Tuesday, March 12, 2013

Opera Review: The Ways and Means to New Orleans

Patrica Racette sparkles in Washington's Manon Lescaut.
by Paul J. Pelkonen
Her just deserts: Patricia Racette in the last scene of Manon Lescaut.
Photo by Scott Suchman © 2013 Washington National Opera/The Kennedy Center.
Mention the name Patricia Racette around opera lovers and you'll get a knowing smile. The New Hampshire-bred diva may enjoy have the same "instant" name recognition as other artists at her current level, but she is known for her smoky, spinto voice, committed acting and regal stage presence. All those qualities were on display Monday night at the Kennedy Center in Washington, DC, where Ms. Racette is singing her first run in the title role of Puccini's Manon Lescaut.

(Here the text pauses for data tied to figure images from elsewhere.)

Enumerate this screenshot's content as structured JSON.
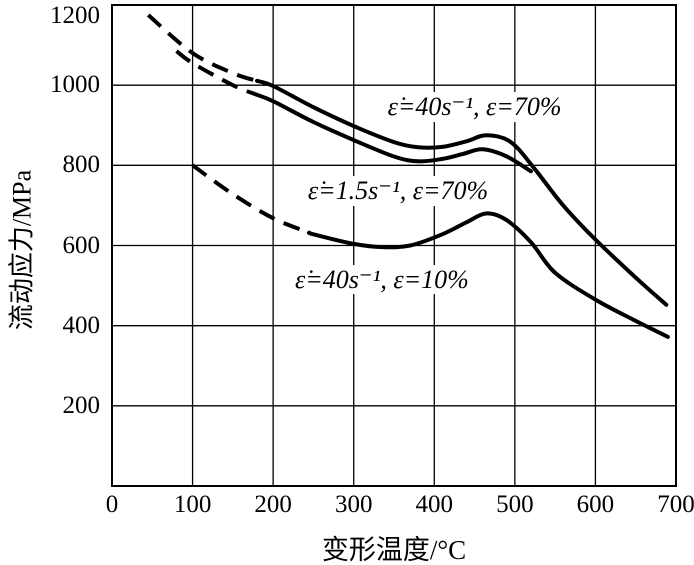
{
  "figure": {
    "background": "#ffffff",
    "ink": "#000000"
  },
  "chart_data": {
    "type": "line",
    "title": "",
    "xlabel": "变形温度/°C",
    "ylabel": "流动应力/MPa",
    "xlim": [
      0,
      700
    ],
    "ylim": [
      0,
      1200
    ],
    "x_ticks": [
      0,
      100,
      200,
      300,
      400,
      500,
      600,
      700
    ],
    "y_ticks": [
      200,
      400,
      600,
      800,
      1000,
      1200
    ],
    "grid": true,
    "grid_color": "#000000",
    "curve_color": "#000000",
    "line_style_note": "each curve starts dashed at low temperature, solid above dash_until",
    "series": [
      {
        "name": "curve-rate40-strain70",
        "label": "ε̇=40s⁻¹, ε=70%",
        "dash_until": 180,
        "points": [
          [
            45,
            1175
          ],
          [
            100,
            1080
          ],
          [
            150,
            1030
          ],
          [
            200,
            998
          ],
          [
            250,
            945
          ],
          [
            300,
            898
          ],
          [
            350,
            858
          ],
          [
            380,
            845
          ],
          [
            410,
            846
          ],
          [
            440,
            860
          ],
          [
            465,
            875
          ],
          [
            495,
            858
          ],
          [
            525,
            790
          ],
          [
            560,
            700
          ],
          [
            600,
            615
          ],
          [
            650,
            520
          ],
          [
            688,
            452
          ]
        ]
      },
      {
        "name": "curve-rate1p5-strain70",
        "label": "ε̇=1.5s⁻¹, ε=70%",
        "dash_until": 180,
        "points": [
          [
            80,
            1085
          ],
          [
            100,
            1055
          ],
          [
            150,
            1000
          ],
          [
            200,
            960
          ],
          [
            250,
            908
          ],
          [
            300,
            863
          ],
          [
            350,
            822
          ],
          [
            380,
            810
          ],
          [
            410,
            816
          ],
          [
            435,
            828
          ],
          [
            460,
            840
          ],
          [
            490,
            822
          ],
          [
            520,
            785
          ]
        ]
      },
      {
        "name": "curve-rate40-strain10",
        "label": "ε̇=40s⁻¹, ε=10%",
        "dash_until": 245,
        "points": [
          [
            100,
            800
          ],
          [
            150,
            728
          ],
          [
            200,
            668
          ],
          [
            250,
            628
          ],
          [
            300,
            604
          ],
          [
            335,
            596
          ],
          [
            370,
            600
          ],
          [
            410,
            628
          ],
          [
            440,
            658
          ],
          [
            465,
            680
          ],
          [
            490,
            663
          ],
          [
            520,
            608
          ],
          [
            550,
            532
          ],
          [
            600,
            465
          ],
          [
            650,
            412
          ],
          [
            690,
            372
          ]
        ]
      }
    ],
    "annotations": [
      {
        "name": "label-rate40-strain70",
        "text": "ε̇=40s⁻¹, ε=70%",
        "x": 450,
        "y": 945
      },
      {
        "name": "label-rate1p5-strain70",
        "text": "ε̇=1.5s⁻¹, ε=70%",
        "x": 355,
        "y": 735
      },
      {
        "name": "label-rate40-strain10",
        "text": "ε̇=40s⁻¹, ε=10%",
        "x": 335,
        "y": 515
      }
    ]
  }
}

Based on the same 1731 novella by Abbé Prevost that inspired the 1884 opera by Jules Massenet (which premiered just nine years before) Manon Lescaut falls just outside the "big three" of Puccini operas. This was the young composer's third opera--written just before La bohème--and his first real success. Puccini's heavy, quasi-Wagnerian orchestration and the exposed nature of the title part--a coquette who must be able to sing like Floria Tosca--mean that revivals of this show are infrequent, especially since it lacks the big hit tunes of the Massenet version.

Enter Ms. Racette. She radiated vocal presence and a keen, yet never unpleasant tone using the big middle register of her instrument to draw in her audience and make this teenage would-be Violetta a convincing and three-dimensional person. To that effect, she slowly unpacked her instrument in the course of the first act, revealing the core of flexible steel that is at the center of her voice. When she came together with Des Grieux, (Kamen Chanev) the young seminary student who falls hard for her charms, the opera became electric.

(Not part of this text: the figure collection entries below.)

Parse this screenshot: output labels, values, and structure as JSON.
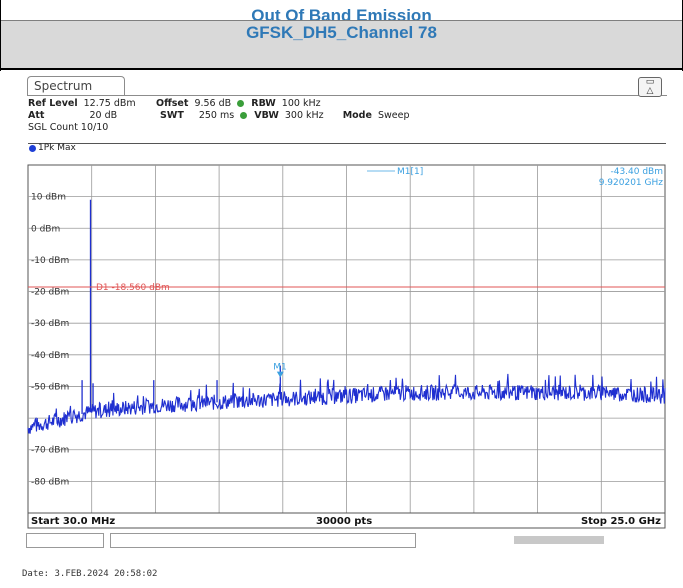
{
  "header": {
    "line1": "Out Of Band Emission",
    "line2": "GFSK_DH5_Channel 78",
    "text_color": "#2f79b7",
    "band_color": "#d9d9d9"
  },
  "instrument": {
    "tab_label": "Spectrum",
    "ref_level_label": "Ref Level",
    "ref_level_value": "12.75 dBm",
    "offset_label": "Offset",
    "offset_value": "9.56 dB",
    "rbw_label": "RBW",
    "rbw_value": "100 kHz",
    "att_label": "Att",
    "att_value": "20 dB",
    "swt_label": "SWT",
    "swt_value": "250 ms",
    "vbw_label": "VBW",
    "vbw_value": "300 kHz",
    "mode_label": "Mode",
    "mode_value": "Sweep",
    "sgl_count": "SGL Count 10/10",
    "trace_label": "1Pk Max",
    "marker_label": "M1[1]",
    "marker_level": "-43.40 dBm",
    "marker_freq": "9.920201 GHz",
    "display_line_label": "D1  -18.560 dBm",
    "start_label": "Start 30.0 MHz",
    "points_label": "30000 pts",
    "stop_label": "Stop 25.0 GHz",
    "marker_tag": "M1",
    "date_text": "Date: 3.FEB.2024  20:58:02"
  },
  "chart_data": {
    "type": "line",
    "x_start_mhz": 30.0,
    "x_stop_mhz": 25000.0,
    "ylim": [
      -90,
      20
    ],
    "y_tick_labels": [
      "10 dBm",
      "0 dBm",
      "-10 dBm",
      "-20 dBm",
      "-30 dBm",
      "-40 dBm",
      "-50 dBm",
      "-70 dBm",
      "-80 dBm"
    ],
    "grid": true,
    "display_line_dbm": -18.56,
    "noise_floor": [
      {
        "x_mhz": 30,
        "y_dbm": -63
      },
      {
        "x_mhz": 2500,
        "y_dbm": -58
      },
      {
        "x_mhz": 5000,
        "y_dbm": -56
      },
      {
        "x_mhz": 7500,
        "y_dbm": -55
      },
      {
        "x_mhz": 10000,
        "y_dbm": -54
      },
      {
        "x_mhz": 12500,
        "y_dbm": -53
      },
      {
        "x_mhz": 15000,
        "y_dbm": -52
      },
      {
        "x_mhz": 17500,
        "y_dbm": -52
      },
      {
        "x_mhz": 20000,
        "y_dbm": -52
      },
      {
        "x_mhz": 22500,
        "y_dbm": -52
      },
      {
        "x_mhz": 25000,
        "y_dbm": -53
      }
    ],
    "spikes": [
      {
        "x_mhz": 2480,
        "y_dbm": 9.0
      },
      {
        "x_mhz": 2150,
        "y_dbm": -48
      },
      {
        "x_mhz": 2580,
        "y_dbm": -49
      },
      {
        "x_mhz": 4960,
        "y_dbm": -48
      },
      {
        "x_mhz": 7440,
        "y_dbm": -48
      },
      {
        "x_mhz": 9920.2,
        "y_dbm": -43.4
      }
    ],
    "marker": {
      "name": "M1",
      "x_mhz": 9920.201,
      "y_dbm": -43.4
    },
    "trace_color": "#1f2fd0",
    "display_line_color": "#e05555",
    "marker_color": "#3ba0e0"
  }
}
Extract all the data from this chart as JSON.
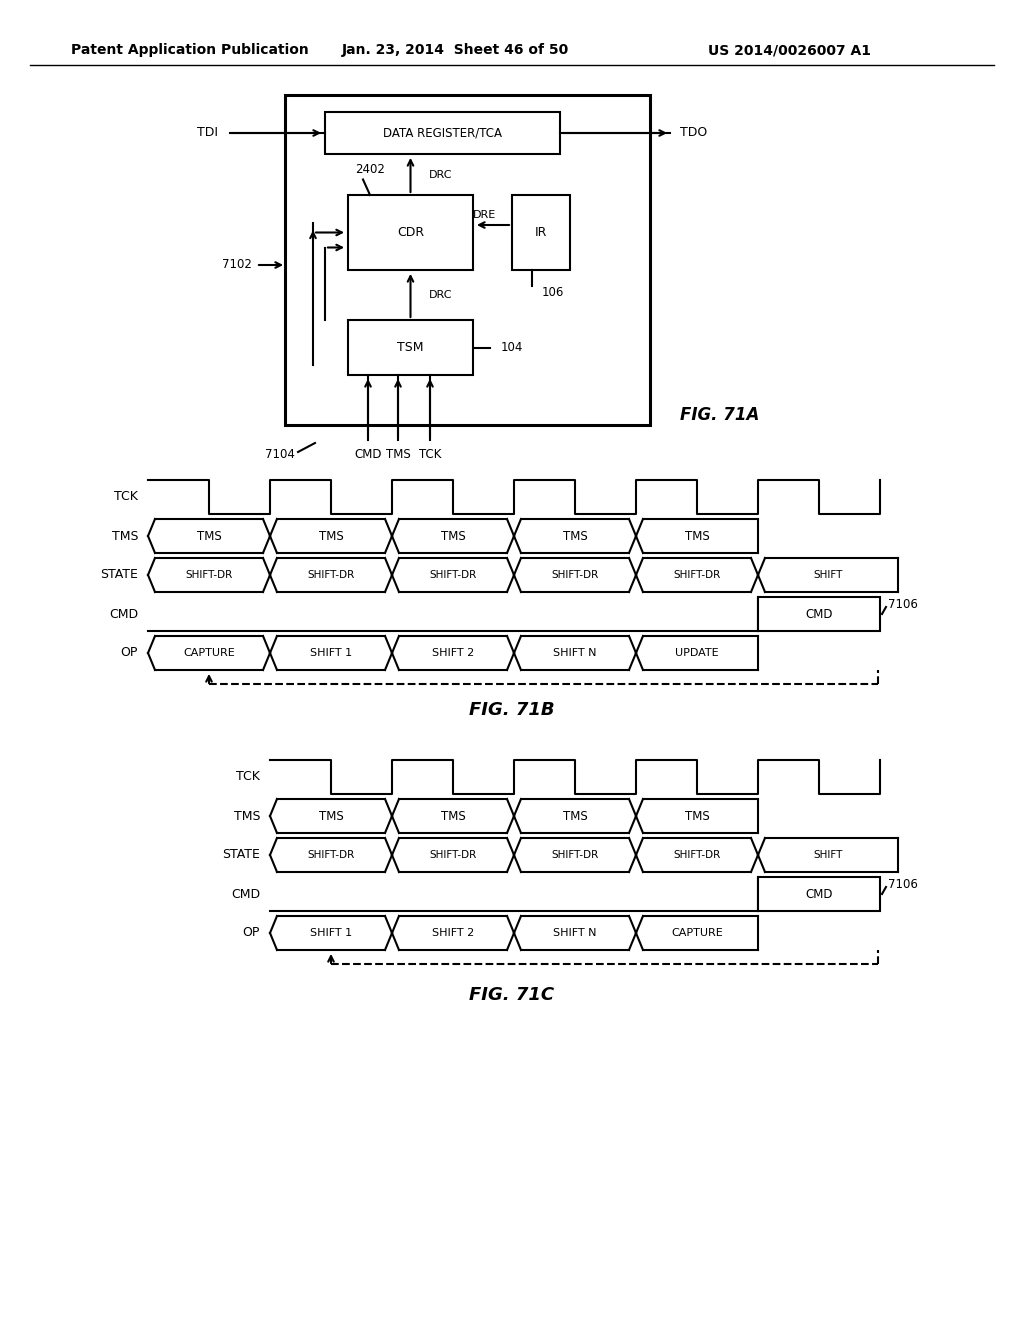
{
  "header_left": "Patent Application Publication",
  "header_mid": "Jan. 23, 2014  Sheet 46 of 50",
  "header_right": "US 2014/0026007 A1",
  "fig71a_label": "FIG. 71A",
  "fig71b_label": "FIG. 71B",
  "fig71c_label": "FIG. 71C",
  "bg_color": "#ffffff"
}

In Act II, the show played like Italian opera crossed with French farce. Manon's sleazy brother Lescaut (Giorgio Caoduro) sets her up with a sugar daddy (Jake Gardner) whom she then tries to rob. This act has the first of her big duets with Des Grieux, a soaring theme that recurs throughout the opera and owes something to Wagner. It was all tragedy in Act III, including the moving scene on the quayside when she and Des Grieux (the second duet) are packed up and shipped to Louisiana as punishment for her naughtiness. The last scene, with Ms. Racette alone in the wilderness had nerve-jangling power, fuelled by the stark orchestration and the sheer nerve of her performance.

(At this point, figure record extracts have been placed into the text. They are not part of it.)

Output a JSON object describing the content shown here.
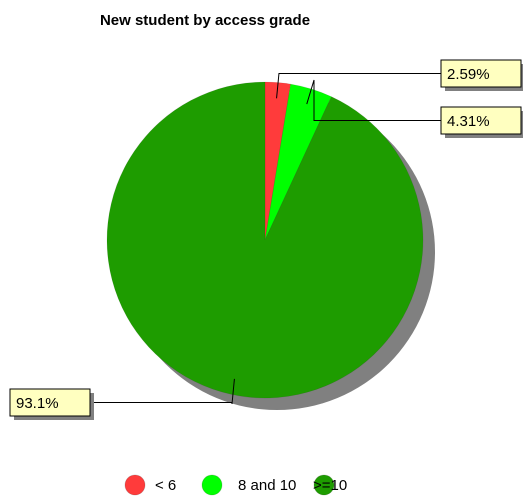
{
  "chart_data": {
    "type": "pie",
    "title": "New student by access grade",
    "slices": [
      {
        "name": "< 6",
        "value": 2.59,
        "label": "2.59%",
        "color": "#ff3b3b"
      },
      {
        "name": "8 and 10",
        "value": 4.31,
        "label": "4.31%",
        "color": "#00ff00"
      },
      {
        "name": ">=10",
        "value": 93.1,
        "label": "93.1%",
        "color": "#1e9c00"
      }
    ],
    "shadow_color": "#808080",
    "label_box_color": "#ffffc0",
    "legend_position": "bottom"
  }
}
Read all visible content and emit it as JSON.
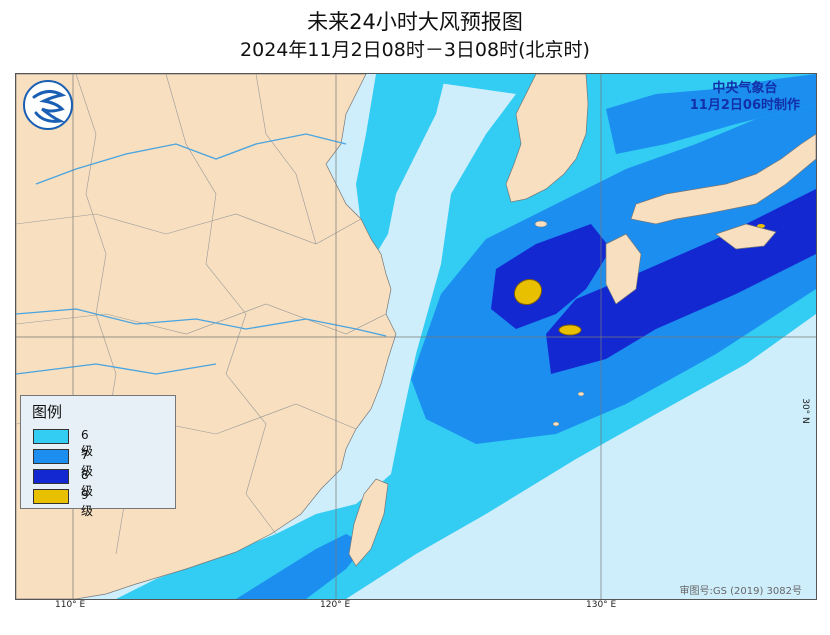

Des Grieux is a role fraught with danger for any singer, with bright, ringing passages over a heavy orchestra. Mr. Chanev has the vocal ability for the part, a bright, bell-like tenor with no break between the chest and head register and a welcome touch of squillo in the triumphant moments. His performance progressed with the opera, showing a welcome, trumpet-like ring in his final scene with Ms. Racette. Although good singing is more important than acting ability in this opera, this promising artist may wish to focus on his thespian skills.

More impressive: the smooth baritone of Giorgio Caoduro as Lescaut. He captured the cynicism of this character with a warm, velvety baritone that combined world-weariness with an (almost) unhealthy affection for his sister. Best of all was their long scena together at the start of Act II, where their relationship is fully explored to Puccini's sensitive accompaniment. Bass Jake Gardner gave a fine supporting performance as Geronte da Revoir, Manon's benefactor. Mezzo Daniela Mack made the most of the Singer in the Act II baroque pastiche, a star-making compromario role.

The worn, beaten-down look of John Pascoe's productin suited the story's seedy atmosphere. Fittingly, the show was framed by a sliding show curtain which comes together to reveal projected quotations from the Prevost novel, filling the audience in on story points missed by the librettists. Although this is an intelligent idea, cast members struggled with the balky sliding doors. The stage design also has a predelection for columns, from the plinth in Act I to the mirrored jewel-box cabinet in Act II, adorned with a gilt sculpture of Geronte himself. The final wasteland in "Louisiana" inexplicably features the broken ruin of the jewel box. Perhaps Manon perished wandering in an early American landfill?